Non Verbis, Sed Rebus: Large Language Models are Weak Solvers of Italian Rebuses
Gabriele Sarti, Tommaso Caselli, Malvina Nissim, Arianna Bisazza
TL;DR
The paper tackles the challenge of evaluating Italian rebus solving by LLMs through a newly built verbalized rebus dataset (EurekaRebus) aligned with ItaCW definitions, resulting in 83k training examples and a 2k test set. It demonstrates that state-of-the-art prompted LLMs underperform on this constrained, multi-step reasoning task (best ~24%), while a small Phi-3 Mini (8B) fine-tuned with QLoRA achieves about 51% solution accuracy, largely due to memorization rather than robust generalization. Through granular word-level analysis and out-of-distribution testing, the study exposes the limits of current LLMs in sequential instruction-following and constrained puzzle solving, and discusses potential improvements via constraint-aware search and broader language coverage. Overall, the work provides a valuable benchmark for evaluating linguistic proficiency and sequential reasoning in LLMs and highlights significant gaps that motivate future multimodal and cross-linguistic investigations.
Abstract
Rebuses are puzzles requiring constrained multi-step reasoning to identify a hidden phrase from a set of images and letters.
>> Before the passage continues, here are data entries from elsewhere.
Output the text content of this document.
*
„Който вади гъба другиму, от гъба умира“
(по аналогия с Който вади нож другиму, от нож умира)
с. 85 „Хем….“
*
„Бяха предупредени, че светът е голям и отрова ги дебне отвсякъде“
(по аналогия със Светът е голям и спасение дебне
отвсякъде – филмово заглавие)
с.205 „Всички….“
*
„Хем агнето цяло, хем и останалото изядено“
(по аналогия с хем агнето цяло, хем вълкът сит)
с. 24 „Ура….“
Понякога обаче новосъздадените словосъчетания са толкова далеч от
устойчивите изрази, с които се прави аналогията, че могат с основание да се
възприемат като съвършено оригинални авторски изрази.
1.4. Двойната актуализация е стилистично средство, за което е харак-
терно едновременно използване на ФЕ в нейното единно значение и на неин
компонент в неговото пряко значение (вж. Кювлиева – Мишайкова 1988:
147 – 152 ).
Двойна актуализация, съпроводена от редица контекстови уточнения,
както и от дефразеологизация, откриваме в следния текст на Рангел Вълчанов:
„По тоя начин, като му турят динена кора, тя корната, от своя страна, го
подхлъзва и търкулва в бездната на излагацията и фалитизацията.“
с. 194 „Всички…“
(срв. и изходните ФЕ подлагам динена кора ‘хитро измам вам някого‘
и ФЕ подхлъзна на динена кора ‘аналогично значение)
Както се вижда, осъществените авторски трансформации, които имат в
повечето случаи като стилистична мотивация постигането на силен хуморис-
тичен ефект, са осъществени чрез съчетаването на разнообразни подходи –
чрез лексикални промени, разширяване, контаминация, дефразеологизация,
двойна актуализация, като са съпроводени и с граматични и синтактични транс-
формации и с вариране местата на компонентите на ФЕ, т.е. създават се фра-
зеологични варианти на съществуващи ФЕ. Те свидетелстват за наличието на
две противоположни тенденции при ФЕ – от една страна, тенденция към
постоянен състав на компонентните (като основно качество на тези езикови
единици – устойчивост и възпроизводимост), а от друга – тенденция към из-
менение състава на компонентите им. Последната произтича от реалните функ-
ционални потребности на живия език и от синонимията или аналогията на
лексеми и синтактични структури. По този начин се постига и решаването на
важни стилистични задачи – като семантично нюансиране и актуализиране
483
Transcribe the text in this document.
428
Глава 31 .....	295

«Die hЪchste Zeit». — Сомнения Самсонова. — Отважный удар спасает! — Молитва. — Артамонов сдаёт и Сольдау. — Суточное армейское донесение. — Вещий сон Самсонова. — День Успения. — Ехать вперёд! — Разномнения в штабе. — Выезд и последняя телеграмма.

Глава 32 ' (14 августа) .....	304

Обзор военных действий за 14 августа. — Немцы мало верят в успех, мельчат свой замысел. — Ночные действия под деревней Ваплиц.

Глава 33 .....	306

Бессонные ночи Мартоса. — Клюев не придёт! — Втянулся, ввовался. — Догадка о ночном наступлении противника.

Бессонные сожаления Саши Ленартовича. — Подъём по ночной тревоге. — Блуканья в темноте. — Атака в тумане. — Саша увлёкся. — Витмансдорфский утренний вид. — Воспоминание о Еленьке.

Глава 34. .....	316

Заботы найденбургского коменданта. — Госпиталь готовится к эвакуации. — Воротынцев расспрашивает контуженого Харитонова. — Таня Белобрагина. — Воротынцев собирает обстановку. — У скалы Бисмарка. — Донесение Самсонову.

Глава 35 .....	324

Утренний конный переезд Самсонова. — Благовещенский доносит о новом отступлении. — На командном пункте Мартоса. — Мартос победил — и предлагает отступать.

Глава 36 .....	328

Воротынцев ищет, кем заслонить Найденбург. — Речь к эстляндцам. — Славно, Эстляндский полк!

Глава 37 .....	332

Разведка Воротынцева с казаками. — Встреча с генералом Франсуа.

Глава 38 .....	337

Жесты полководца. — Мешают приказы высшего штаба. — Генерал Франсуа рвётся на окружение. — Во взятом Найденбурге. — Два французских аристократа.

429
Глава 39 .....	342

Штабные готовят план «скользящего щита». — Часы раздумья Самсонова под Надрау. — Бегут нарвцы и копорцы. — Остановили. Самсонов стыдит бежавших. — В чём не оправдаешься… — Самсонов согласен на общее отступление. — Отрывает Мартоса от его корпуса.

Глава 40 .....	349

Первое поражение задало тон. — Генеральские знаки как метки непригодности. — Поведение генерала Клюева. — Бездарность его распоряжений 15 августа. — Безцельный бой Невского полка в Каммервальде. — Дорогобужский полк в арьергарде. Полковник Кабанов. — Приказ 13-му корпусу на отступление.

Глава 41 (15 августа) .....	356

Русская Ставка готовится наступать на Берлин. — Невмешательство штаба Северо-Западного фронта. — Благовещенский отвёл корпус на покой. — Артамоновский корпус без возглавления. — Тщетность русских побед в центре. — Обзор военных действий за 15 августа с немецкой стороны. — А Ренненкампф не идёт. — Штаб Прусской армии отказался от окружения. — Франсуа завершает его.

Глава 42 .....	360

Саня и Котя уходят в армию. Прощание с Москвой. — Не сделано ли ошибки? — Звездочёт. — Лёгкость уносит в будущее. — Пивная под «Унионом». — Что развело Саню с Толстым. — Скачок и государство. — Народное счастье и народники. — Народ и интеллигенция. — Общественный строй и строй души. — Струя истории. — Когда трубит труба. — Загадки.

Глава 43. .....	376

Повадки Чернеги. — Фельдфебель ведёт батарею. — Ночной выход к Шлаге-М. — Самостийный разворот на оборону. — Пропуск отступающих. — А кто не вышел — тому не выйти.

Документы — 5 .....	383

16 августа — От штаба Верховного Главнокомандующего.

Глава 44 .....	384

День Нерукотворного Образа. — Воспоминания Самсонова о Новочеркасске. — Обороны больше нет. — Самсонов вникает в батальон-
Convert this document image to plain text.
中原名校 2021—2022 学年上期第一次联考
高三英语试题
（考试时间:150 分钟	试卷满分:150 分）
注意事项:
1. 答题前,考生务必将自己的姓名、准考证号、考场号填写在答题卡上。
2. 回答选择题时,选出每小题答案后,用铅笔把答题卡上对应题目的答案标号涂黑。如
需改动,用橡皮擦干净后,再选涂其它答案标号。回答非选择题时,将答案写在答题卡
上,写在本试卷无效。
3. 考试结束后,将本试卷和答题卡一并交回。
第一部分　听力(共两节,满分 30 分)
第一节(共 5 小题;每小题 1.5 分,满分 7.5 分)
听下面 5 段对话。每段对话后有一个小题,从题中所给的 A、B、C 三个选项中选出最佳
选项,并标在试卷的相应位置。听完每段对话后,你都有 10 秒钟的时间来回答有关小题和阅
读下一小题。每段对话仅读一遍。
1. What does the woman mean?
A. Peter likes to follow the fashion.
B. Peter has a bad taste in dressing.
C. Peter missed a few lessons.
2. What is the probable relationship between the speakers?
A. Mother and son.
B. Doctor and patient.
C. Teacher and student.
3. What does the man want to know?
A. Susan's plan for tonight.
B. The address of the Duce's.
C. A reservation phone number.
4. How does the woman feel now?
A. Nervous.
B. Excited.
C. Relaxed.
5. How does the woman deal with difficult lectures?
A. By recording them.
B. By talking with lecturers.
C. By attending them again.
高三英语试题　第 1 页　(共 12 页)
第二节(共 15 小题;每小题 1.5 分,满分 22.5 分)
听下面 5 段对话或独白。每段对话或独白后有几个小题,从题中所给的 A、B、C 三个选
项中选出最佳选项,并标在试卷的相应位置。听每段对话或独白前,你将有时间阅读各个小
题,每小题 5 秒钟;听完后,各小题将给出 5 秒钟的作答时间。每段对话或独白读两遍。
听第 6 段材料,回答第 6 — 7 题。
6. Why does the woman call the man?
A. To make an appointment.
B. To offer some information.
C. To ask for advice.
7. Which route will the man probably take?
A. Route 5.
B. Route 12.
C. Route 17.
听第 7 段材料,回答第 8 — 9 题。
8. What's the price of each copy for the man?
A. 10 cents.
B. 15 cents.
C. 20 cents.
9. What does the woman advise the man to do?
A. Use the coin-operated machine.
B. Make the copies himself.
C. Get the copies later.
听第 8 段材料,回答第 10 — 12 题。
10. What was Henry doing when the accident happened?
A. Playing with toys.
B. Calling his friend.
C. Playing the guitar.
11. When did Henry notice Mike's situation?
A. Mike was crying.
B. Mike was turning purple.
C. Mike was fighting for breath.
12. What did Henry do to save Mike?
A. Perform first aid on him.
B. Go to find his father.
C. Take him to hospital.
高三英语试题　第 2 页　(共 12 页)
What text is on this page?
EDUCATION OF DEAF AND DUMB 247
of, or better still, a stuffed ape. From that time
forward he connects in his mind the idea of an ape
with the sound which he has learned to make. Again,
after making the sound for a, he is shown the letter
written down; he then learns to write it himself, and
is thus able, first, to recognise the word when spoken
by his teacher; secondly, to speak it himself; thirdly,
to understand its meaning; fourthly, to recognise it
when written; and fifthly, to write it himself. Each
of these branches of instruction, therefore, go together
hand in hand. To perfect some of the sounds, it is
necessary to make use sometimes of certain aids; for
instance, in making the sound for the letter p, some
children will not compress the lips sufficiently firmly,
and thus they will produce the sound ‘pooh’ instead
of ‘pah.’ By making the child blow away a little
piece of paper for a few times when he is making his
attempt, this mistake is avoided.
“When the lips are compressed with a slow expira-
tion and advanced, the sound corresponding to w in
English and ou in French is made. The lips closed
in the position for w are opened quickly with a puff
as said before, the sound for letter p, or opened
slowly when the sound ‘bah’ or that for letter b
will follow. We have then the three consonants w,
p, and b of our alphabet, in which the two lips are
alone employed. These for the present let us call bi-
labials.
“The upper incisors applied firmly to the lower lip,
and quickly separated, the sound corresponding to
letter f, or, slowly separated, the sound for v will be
In this work, we introduce a large collection of verbalized rebuses for the Italian language and use it to assess the rebus-solving capabilities of state-of-the-art large language models. While general-purpose systems such as LLaMA-3 and GPT-4o perform poorly on this task, ad-hoc fine-tuning seems to improve models' performance. However, we find that performance gains from training are largely motivated by memorization. Our results suggest that rebus solving remains a challenging test bed to evaluate large language models' linguistic proficiency and sequential instruction-following skills.